On the other hand, Binary Star Falling into Darkness mostly captures the atmosphere of the world of Made in Abyss in a weirdly compelling way. The sound design smartly puts emphasis on noises from the surrounding environment. It nails the feeling of being in a bleak, desolate, foreign world alone filled with hostile creatures. There is really nothing to help players besides their wit, their understanding of the game’s systems, and how well they can traverse maps.

It is worth mentioning that, much like the Made in Abyss source material, Binary Star Falling into Darkness has its fair share of violent, gruesome deaths. Even falling off a ledge from too high will greet players with a gruesome scene of Riko and/or their original character lying dead on the ground with empty eyes and blood everywhere. Dying to specific monsters or failing quicktime events will have unique death animations that are usually very gruesome and gory. One infamous creature from Made in Abyss feeds on the innards of a human and mimics their pleas of help to lure in its next prey, and that is fully displayed in Binary Star Falling into Darkness. If you are sensitive to scenes like these, just be aware that this game is full of them - which is faithfully following the core tenets of what defines Made in Abyss.

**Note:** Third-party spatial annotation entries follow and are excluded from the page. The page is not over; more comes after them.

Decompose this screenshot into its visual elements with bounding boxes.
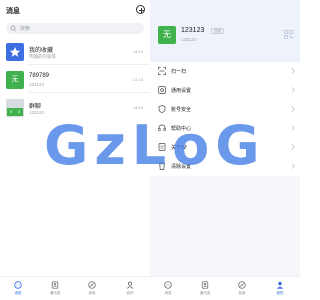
trash-icon — [158, 162, 166, 170]
tab-label: 探索 — [238, 291, 246, 295]
tab-messages[interactable]: 消息 — [158, 281, 178, 299]
tab-contacts[interactable]: 通讯录 — [45, 281, 65, 299]
tab-label: 消息 — [164, 291, 172, 295]
tab-label: 我的 — [126, 291, 134, 295]
tab-explore[interactable]: 探索 — [82, 281, 102, 299]
chat-icon — [14, 281, 22, 289]
chat-preview: 123123 — [29, 110, 45, 115]
chat-time: 14:13 — [133, 77, 144, 82]
info-icon — [158, 143, 166, 151]
chat-item-user[interactable]: 无 789789 123123 14:13 — [0, 69, 150, 95]
bottom-tab-bar: 消息 通讯录 探索 我的 — [0, 276, 150, 300]
menu-item-clear-settings[interactable]: 清除设置 — [150, 157, 300, 175]
menu-item-account-security[interactable]: 账号安全 — [150, 100, 300, 118]
search-input[interactable]: 搜索 — [6, 23, 144, 34]
tab-label: 我的 — [276, 291, 284, 295]
star-icon — [9, 47, 21, 57]
messages-screen: 消息 搜索 我的收藏 传输的内容等 14:13 无 789789 123123 — [0, 0, 150, 300]
divider — [29, 64, 150, 65]
chat-icon — [164, 281, 172, 289]
chevron-right-icon — [291, 87, 295, 93]
chat-item-group[interactable]: 9 3 群聊 123123 14:16 — [0, 97, 150, 123]
menu-item-help-center[interactable]: 帮助中心 — [150, 119, 300, 137]
tab-label: 通讯录 — [199, 291, 211, 295]
person-icon — [277, 281, 283, 289]
qr-code-icon[interactable] — [284, 30, 293, 39]
tab-me[interactable]: 我的 — [120, 281, 140, 299]
settings-icon — [158, 86, 166, 94]
menu-label: 帮助中心 — [171, 126, 192, 132]
menu-item-scan[interactable]: 扫一扫 — [150, 62, 300, 80]
add-button[interactable] — [136, 5, 145, 14]
headset-icon — [158, 124, 166, 132]
shield-icon — [158, 105, 166, 113]
menu-label: 账号安全 — [171, 107, 192, 113]
menu-label: 通用设置 — [171, 88, 192, 94]
chevron-right-icon — [291, 106, 295, 112]
chat-name: 我的收藏 — [29, 48, 54, 54]
person-icon — [126, 281, 134, 289]
profile-screen: 无 123123 在线 123123 扫一扫 通用设置 账号安全 帮助中心 关于… — [150, 0, 300, 300]
contacts-icon — [201, 281, 209, 289]
profile-name: 123123 — [181, 27, 205, 34]
chevron-right-icon — [291, 125, 295, 131]
profile-header[interactable]: 无 123123 在线 123123 — [150, 0, 300, 62]
menu-item-general-settings[interactable]: 通用设置 — [150, 81, 300, 99]
tab-label: 通讯录 — [49, 291, 61, 295]
favorites-avatar — [6, 43, 24, 61]
settings-menu: 扫一扫 通用设置 账号安全 帮助中心 关于IM 清除设置 — [150, 62, 300, 176]
search-placeholder: 搜索 — [20, 26, 31, 32]
tab-me[interactable]: 我的 — [270, 281, 290, 299]
avatar: 无 — [6, 71, 24, 89]
page-title: 消息 — [6, 8, 20, 15]
menu-item-about[interactable]: 关于IM — [150, 138, 300, 156]
chat-name: 789789 — [29, 73, 50, 79]
chat-preview: 传输的内容等 — [29, 54, 56, 59]
group-avatar: 9 3 — [6, 99, 24, 117]
menu-label: 清除设置 — [171, 164, 192, 170]
messages-header: 消息 — [0, 0, 150, 20]
group-avatar-cell: 3 — [15, 108, 23, 116]
chevron-right-icon — [291, 144, 295, 150]
plus-icon — [139, 8, 144, 13]
menu-label: 关于IM — [171, 145, 187, 151]
divider — [29, 92, 150, 93]
compass-icon — [238, 281, 246, 289]
chevron-right-icon — [291, 163, 295, 169]
chat-item-favorites[interactable]: 我的收藏 传输的内容等 14:13 — [0, 41, 150, 67]
bottom-tab-bar: 消息 通讯录 探索 我的 — [150, 276, 300, 300]
group-avatar-cell: 9 — [7, 108, 15, 116]
contacts-icon — [51, 281, 59, 289]
chat-name: 群聊 — [29, 104, 42, 110]
menu-label: 扫一扫 — [171, 69, 187, 75]
tab-label: 消息 — [14, 291, 22, 295]
tab-contacts[interactable]: 通讯录 — [195, 281, 215, 299]
chat-preview: 123123 — [29, 82, 45, 87]
profile-id: 123123 — [181, 37, 197, 42]
status-badge: 在线 — [211, 28, 224, 34]
tab-messages[interactable]: 消息 — [8, 281, 28, 299]
scan-icon — [158, 67, 166, 75]
compass-icon — [88, 281, 96, 289]
search-icon — [10, 25, 17, 32]
avatar: 无 — [158, 26, 176, 44]
chat-time: 14:13 — [133, 49, 144, 54]
tab-label: 探索 — [88, 291, 96, 295]
chevron-right-icon — [291, 68, 295, 74]
tab-explore[interactable]: 探索 — [232, 281, 252, 299]
chat-time: 14:16 — [133, 105, 144, 110]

Aside from that, there are other technical issues in Binary Star Falling into Darkness. Some minor text overflow issues are present with some dialogue going beyond the dialogue box. There were a few instances when accessing my storage chest soft-locked the game; thankfully, I didn’t lose much progress in those cases. A poorly translated skill description in the skill tree masks one of the most useful skills in the game; it reads that it “speeds up gathering time” from resource nodes when in actuality, the skill doubles the amount of resources you gain from those resource nodes - which is borderline game-changing.


I tend to not address a game’s asking price when I evaluate them, because ultimately, a game’s beauty and value is in the eye of the beholder; this will be the rare exception where it is hard for me to recommend this game at its full $60 asking price.

If you are hoping to play as Riko and Reg in Binary Star Falling into Darkness, it is a very brief experience; they do not even get to meet Nanachi in the game in this mode. With Deep in Abyss, the original protagonist does encounter Riko, Reg, and Nanachi momentarily; they also eventually get to meet Bondrewd, who gives the worst mandatory fetch quest ever. Binary Star Falling into Darkness side-steps the entire plot of Made in Abyss’s 3rd movie, Dawn of a Deep Soul, which serves as a direct sequel to its first season. The original story for Deep in Abyss introduces a few new characters as well, though its core story is pretty thin and those familiar with Made in Abyss will find it predictable. Reaching credits in Deep in Abyss will roughly take 20 hours, though this can greatly vary on how thorough a player is in exploring every nook and cranny of the Abyss to complete every side quest at their own pace comfortably..

Made in Abyss: Binary Star Falling into Darkness is certainly not a game for everyone. It is a challenging balancing act between being faithful to Made in Abyss and being a “fun” video game. It does an admirable job in implementing the “systems” and “rules” of Made in Abyss’s world into a game, but the overall result just feels underwhelming in its presentation and execution. Fans of Made in Abyss will enjoy Binary Star Falling into Darkness if they are seeking the hardcore survival aspect of being a Cave Raider in that world, but it has little to offer for complete newcomers.